Friday, January 22, 2010

Enter, Sandman

Il tragitto dall'area Lavoro all'area Shinseikai è corto e denso, immerso in pensieri in bilico tra decompressione e persistenza. In quei pochi minuti rivedo la lezione precedente come se fosse di anni fa, sfocata, con qualche punto saliente particolarmente nitido, e immagino di vedere la lezione come sarà, come vorrei che sia, come potrebbe essere tra qualche anno, sfocata, con qualche punto saliente particolarmente nitido.
Le luci altalenanti e insensate del parcheggio nascondono e poi mostrano la ressa di scatole metalliche su ruote che si sfidano per una singola posizione, una sfida alle leggi della balistica che è costantemente ed inesorabilmente rinnovata, senza che io possa far nulla.
La pazienza vince, qualcuno se va, qualcuno arriva, qualcuno continua ad aspettare. Trovo il mio posto.
Esito, prima di uscire ed avviarmi verso il luogo che ancora continua ad essere l'oggetto dei desideri inespressi. Ripenso alla giornata lavorativa trascorsa, e soprattutto rivedo i volti delle persone che amo, legate a suoni, impressioni, ricordi, rimpianti, speranze, dubbi, vita. Sono in anticipo. Continuo ad essere in anticipo. Non mi causa fastidio, spero non causi fastidio ad altri. La borsa mi accompagna dall'automobile all'entrata del Dojo, e nel cammino intravedo un tratto di palestra, già animata, come la copertina di un libro che non riesco a decifrare.
Entro.
L'odore è acre, di fatica, dedizione, movimento, sudore, ripetizione.
Le luci sono ferme. Fredde.
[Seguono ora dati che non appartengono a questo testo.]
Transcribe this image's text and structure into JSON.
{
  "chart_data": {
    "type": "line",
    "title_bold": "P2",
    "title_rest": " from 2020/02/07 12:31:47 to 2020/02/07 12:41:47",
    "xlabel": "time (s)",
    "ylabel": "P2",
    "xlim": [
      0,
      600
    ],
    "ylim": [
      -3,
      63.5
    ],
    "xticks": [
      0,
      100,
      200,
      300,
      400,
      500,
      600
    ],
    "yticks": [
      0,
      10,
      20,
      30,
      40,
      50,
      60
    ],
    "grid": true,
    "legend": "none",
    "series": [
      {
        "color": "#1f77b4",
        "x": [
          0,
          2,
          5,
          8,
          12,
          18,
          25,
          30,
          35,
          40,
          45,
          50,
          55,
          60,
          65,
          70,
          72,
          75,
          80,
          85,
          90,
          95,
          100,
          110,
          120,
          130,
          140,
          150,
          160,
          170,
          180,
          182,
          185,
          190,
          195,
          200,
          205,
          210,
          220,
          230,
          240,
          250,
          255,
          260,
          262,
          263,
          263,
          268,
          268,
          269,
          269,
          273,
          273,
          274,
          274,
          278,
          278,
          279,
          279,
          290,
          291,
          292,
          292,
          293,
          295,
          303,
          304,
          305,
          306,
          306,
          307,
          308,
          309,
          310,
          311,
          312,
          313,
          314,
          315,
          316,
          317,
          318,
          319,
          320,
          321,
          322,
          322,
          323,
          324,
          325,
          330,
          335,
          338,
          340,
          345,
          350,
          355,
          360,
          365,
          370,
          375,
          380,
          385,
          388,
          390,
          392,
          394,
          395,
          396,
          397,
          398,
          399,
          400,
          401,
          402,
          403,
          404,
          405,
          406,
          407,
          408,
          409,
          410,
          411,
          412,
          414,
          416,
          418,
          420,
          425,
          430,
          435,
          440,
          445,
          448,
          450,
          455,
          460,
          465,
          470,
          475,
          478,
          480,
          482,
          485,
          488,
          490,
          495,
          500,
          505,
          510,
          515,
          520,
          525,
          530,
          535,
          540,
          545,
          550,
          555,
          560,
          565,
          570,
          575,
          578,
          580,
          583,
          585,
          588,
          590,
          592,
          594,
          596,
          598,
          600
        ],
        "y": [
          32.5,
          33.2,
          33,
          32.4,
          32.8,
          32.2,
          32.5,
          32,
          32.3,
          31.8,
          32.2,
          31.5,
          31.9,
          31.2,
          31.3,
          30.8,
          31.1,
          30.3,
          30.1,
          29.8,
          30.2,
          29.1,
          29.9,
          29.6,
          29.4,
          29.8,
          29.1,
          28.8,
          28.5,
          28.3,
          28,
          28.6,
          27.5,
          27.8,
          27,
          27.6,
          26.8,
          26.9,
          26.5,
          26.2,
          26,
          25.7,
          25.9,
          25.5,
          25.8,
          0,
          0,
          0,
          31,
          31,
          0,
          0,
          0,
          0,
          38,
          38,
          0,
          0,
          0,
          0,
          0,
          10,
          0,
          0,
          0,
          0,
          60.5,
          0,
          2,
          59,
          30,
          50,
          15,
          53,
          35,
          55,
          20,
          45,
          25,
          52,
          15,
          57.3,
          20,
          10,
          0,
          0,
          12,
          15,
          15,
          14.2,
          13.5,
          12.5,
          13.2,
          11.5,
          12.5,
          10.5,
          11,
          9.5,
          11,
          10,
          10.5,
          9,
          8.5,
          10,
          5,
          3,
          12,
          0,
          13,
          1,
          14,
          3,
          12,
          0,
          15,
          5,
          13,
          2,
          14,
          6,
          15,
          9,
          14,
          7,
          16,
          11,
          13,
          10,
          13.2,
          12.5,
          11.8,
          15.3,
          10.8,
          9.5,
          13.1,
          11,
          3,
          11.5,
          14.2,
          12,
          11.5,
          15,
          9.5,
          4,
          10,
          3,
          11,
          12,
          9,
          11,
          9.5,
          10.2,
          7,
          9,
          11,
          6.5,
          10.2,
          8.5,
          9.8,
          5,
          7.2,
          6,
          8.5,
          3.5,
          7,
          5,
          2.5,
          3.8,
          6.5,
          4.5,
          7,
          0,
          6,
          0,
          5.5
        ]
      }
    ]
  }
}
Il neon veste di freddo qualsiasi colore, appiattisce la prospettiva, ti comunica che tra poco sarà il tuo turno, esalta la solidità del ring e di chi si avvicina all'anello di combattimento come gli uomini-scimmia di 2001, con paura, curiosità e nuove scoperte.
Entro nello spogliatoio, cerco il mio posto, non trovandolo, e ricordo che la pazienza vince sempre. Gli agonisti che saluto scivolano via veloci, pronti per iniziare, e l'anticipo già accumulato mi consente la vestizione al ritmo di pensieri più scanditi. Trovo il mio posto, prendo il karategi, guardo il simbolo Shinseikai e - come ogni volta - mi interrogo sulla possibilità di indossarlo con profitto e onore.
Mentre giro la mia obi l'unisono degli atleti che eseguono movimenti ed esercizi rende il Dojo sincrono, spingendo lontano il caos e l'inutile rumore della modernità che attanaglia le mura del Dojo.
I partecipanti al secondo turno iniziano ad arrivare, ed a rubare con gli occhi le movenze degli agonisti, le loro lotte, le loro passioni. La soglia dell'attenzione cresce, il tempo inizia a scorrere più veloce. Lo spazio antistante al luogo dell'allenamento si colora di lampi bianchi, una coreografia di gambe, braccia e movimenti. Il saluto al Sensei e ai colleghi marca la fine della sessione degli agonisti, e l'inizio della mia.
L'uomo della sabbia, il sandman dei racconti nordici, distribuisce la polvere magica che fa addormentare il bambino, e, nel mio caso, fa risvegliare l'uomo.
L'allenamento ha inizio. Enter, sandman.